The same thing goes for IRA’s or 401ks. It can also apply to people considering the possibility of tapping their savings or life insurance to come up with a down payment. This is just as risky, but these people are presumably not so close to bankruptcy and buying into a market at current levels could make a good return on their money . . . IF the market has bottomed out!
The Other Temporary Tax Deduction – Private Mortgage Insurance
You may have heard of the great favor that Congress did for everyone before the break last year. They made a tax deduction that forgives taxpayers from having to pay income tax on debt that is washed away during a foreclosure. Not much of a relief to someone that loses their house, kind of like getting knocked down and then told that you won’t get a slap in the face too.

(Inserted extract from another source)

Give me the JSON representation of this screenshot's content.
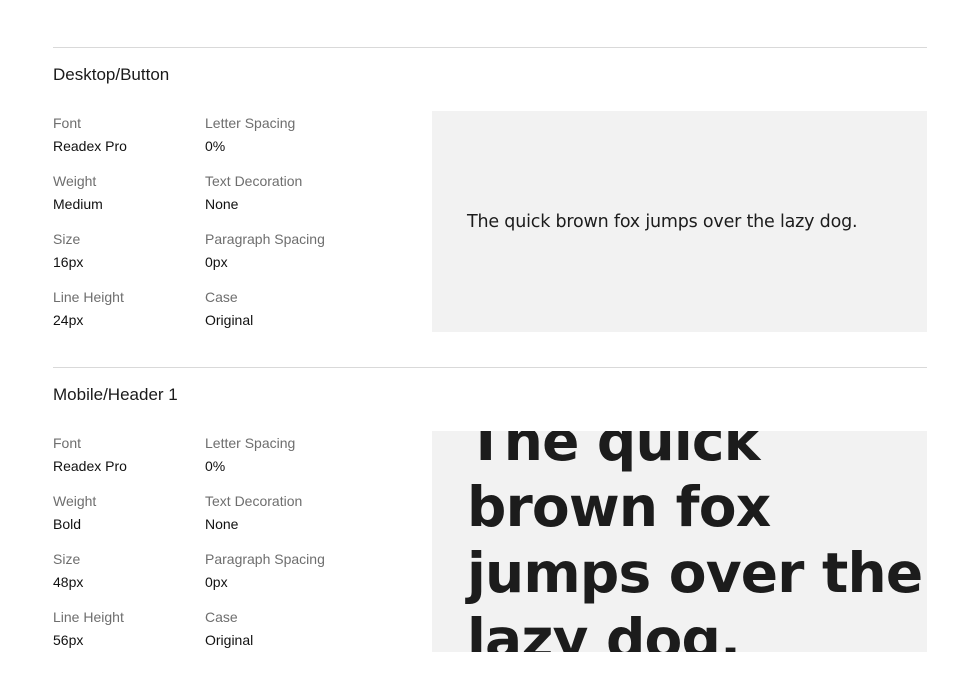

Well Congress and the President did do a little thing that will help some borrowers get financed and save money at the same time. Private Mortgage Insurance can now be deducted from your taxes like mortgage interest. The deduction will only be around until the end of 2010.
When the Sub Prime market was ramping up out of control most borrowers tried to pen creative ways to avoid PMI, but now many people that could get approved without it before, are finding that if they want financing at all, they have to consider this option. So by making it tax deductible, the cost is offset by the governments tax revenues.
The legislation is retroactive to Jan. 1, 2007. As a result, homeowners who had mortgage debt canceled this year won’t have to pay tax on it. The tax relief is scheduled to expire at the end of 2009, reflecting lawmakers’ belief that the subprime crisis “is a temporary problem so you only needed a temporary solution,” Schwarz says.
President Bush last week signed the bill, which also extends a tax deduction for private mortgage insurance through 2010.